Bearbeiter: Sabine Kriwanek / Bearbeiter: Barbara Tuma

KMG § 5

1.Gem § 5 Abs 1 KMG können Anleger, die Verbraucher iSd § 1 Abs 1 Z 2 KSchG sind, von ihrem Angebot oder vom Vertrag zurücktreten, wenn ein prospektpflichtiges Angebot ohne vorhergehende Veröffentlichung eines Prospekts oder der Angaben nach § 6 KMG erfolgt. Dieses Rücktrittsrecht „erlischt mit Ablauf einer Woche nach dem Tag, an dem der Prospekt oder die Angaben nach § 6 KMG veröffentlicht wurden“ (§ 5 Abs 4 KMG).

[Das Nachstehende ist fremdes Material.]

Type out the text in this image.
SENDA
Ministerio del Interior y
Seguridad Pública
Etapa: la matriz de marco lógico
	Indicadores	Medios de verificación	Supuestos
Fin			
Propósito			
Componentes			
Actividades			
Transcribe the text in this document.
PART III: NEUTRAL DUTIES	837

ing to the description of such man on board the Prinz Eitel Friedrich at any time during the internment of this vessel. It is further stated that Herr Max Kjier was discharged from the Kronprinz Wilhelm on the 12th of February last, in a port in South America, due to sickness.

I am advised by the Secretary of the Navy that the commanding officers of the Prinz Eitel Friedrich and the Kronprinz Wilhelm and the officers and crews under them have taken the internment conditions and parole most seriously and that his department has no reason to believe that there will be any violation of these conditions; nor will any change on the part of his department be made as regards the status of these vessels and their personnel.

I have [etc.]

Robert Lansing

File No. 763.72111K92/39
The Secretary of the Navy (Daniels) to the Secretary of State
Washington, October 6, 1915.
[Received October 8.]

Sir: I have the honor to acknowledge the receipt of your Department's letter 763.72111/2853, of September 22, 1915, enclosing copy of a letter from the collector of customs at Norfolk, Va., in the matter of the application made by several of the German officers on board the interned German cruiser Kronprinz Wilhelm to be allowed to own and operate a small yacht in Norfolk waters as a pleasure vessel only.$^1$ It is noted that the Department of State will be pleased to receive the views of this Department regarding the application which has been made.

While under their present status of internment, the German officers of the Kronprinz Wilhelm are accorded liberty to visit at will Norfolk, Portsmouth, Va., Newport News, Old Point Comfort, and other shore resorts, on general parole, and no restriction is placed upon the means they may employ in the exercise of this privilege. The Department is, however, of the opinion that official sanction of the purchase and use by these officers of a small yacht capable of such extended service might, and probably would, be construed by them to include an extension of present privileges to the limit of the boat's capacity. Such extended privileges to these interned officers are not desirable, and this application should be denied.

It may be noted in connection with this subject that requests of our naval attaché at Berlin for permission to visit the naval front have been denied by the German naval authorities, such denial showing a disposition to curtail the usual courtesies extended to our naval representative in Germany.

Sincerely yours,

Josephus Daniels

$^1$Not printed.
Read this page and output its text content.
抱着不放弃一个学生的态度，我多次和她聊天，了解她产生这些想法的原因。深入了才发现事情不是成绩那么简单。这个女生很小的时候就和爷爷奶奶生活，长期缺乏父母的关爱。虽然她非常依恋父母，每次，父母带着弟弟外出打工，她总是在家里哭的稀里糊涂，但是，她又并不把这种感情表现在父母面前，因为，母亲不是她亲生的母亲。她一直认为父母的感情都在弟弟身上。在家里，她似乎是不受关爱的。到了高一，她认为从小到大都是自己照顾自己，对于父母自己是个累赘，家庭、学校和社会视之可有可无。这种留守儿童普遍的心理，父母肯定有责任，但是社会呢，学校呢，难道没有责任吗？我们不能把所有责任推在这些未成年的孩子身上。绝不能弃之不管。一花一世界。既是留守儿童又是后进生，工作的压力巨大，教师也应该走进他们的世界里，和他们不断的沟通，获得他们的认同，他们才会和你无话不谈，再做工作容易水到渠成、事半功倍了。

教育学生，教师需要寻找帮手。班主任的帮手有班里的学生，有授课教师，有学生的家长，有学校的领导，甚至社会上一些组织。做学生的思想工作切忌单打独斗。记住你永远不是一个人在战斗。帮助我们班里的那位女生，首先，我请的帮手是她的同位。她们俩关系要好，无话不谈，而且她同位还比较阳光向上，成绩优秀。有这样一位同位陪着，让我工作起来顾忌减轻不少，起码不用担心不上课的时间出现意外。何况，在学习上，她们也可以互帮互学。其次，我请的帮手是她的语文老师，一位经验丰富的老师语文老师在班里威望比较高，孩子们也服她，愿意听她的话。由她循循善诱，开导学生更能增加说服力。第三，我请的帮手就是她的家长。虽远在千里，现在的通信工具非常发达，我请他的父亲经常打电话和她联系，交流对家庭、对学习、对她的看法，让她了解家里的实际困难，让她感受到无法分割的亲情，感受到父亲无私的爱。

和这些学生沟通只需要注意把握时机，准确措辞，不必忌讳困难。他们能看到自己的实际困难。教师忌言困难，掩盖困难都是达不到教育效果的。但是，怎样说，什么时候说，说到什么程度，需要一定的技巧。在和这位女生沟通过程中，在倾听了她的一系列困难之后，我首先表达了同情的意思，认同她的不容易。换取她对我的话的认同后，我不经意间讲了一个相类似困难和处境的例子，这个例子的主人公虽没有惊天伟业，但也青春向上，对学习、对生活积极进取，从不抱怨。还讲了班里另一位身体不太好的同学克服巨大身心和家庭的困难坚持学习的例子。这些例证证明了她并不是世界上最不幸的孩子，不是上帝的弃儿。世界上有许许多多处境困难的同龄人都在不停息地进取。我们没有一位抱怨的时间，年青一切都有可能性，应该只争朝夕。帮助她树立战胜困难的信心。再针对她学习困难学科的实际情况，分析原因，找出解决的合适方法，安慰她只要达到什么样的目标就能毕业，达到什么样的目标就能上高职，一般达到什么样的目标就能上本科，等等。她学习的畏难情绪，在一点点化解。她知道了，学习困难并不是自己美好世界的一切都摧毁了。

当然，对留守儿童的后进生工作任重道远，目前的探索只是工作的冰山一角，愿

Im Hinblick auf den Wortlaut des § 5 Abs 4 Satz 1 KMG folgt der Senat der in 2 Ob 172/11z [= LN Rechtsnews 13885 vom 10. 10. 2012 = RdW 2012/684] obiter vertretenen Ansicht, dass der Verbraucher-Anleger sein Rücktrittsrecht gegenüber seinem Vertragspartner umgehend (sprich innerhalb der Frist von einer Woche) effektuieren muss, wenn nachträglich ein Prospekt veröffentlicht wird, der die erforderlichen Angaben enthält.

Wird eine nachträgliche Prospektveröffentlichung zugelassen, kann deren Informationswert nur mehr für eine De-Investitionsentscheidung relevant sein. Aus diesem Grund muss ein Nachtragsprospekt diejenigen sachlichen Informationen enthalten, die für die De-Investitionsentscheidung von Relevanz sind, dh er muss auf die aktuelle Sachlage zum Zeitpunkt der Prospekterstellung und -veröffentlichung abstellen.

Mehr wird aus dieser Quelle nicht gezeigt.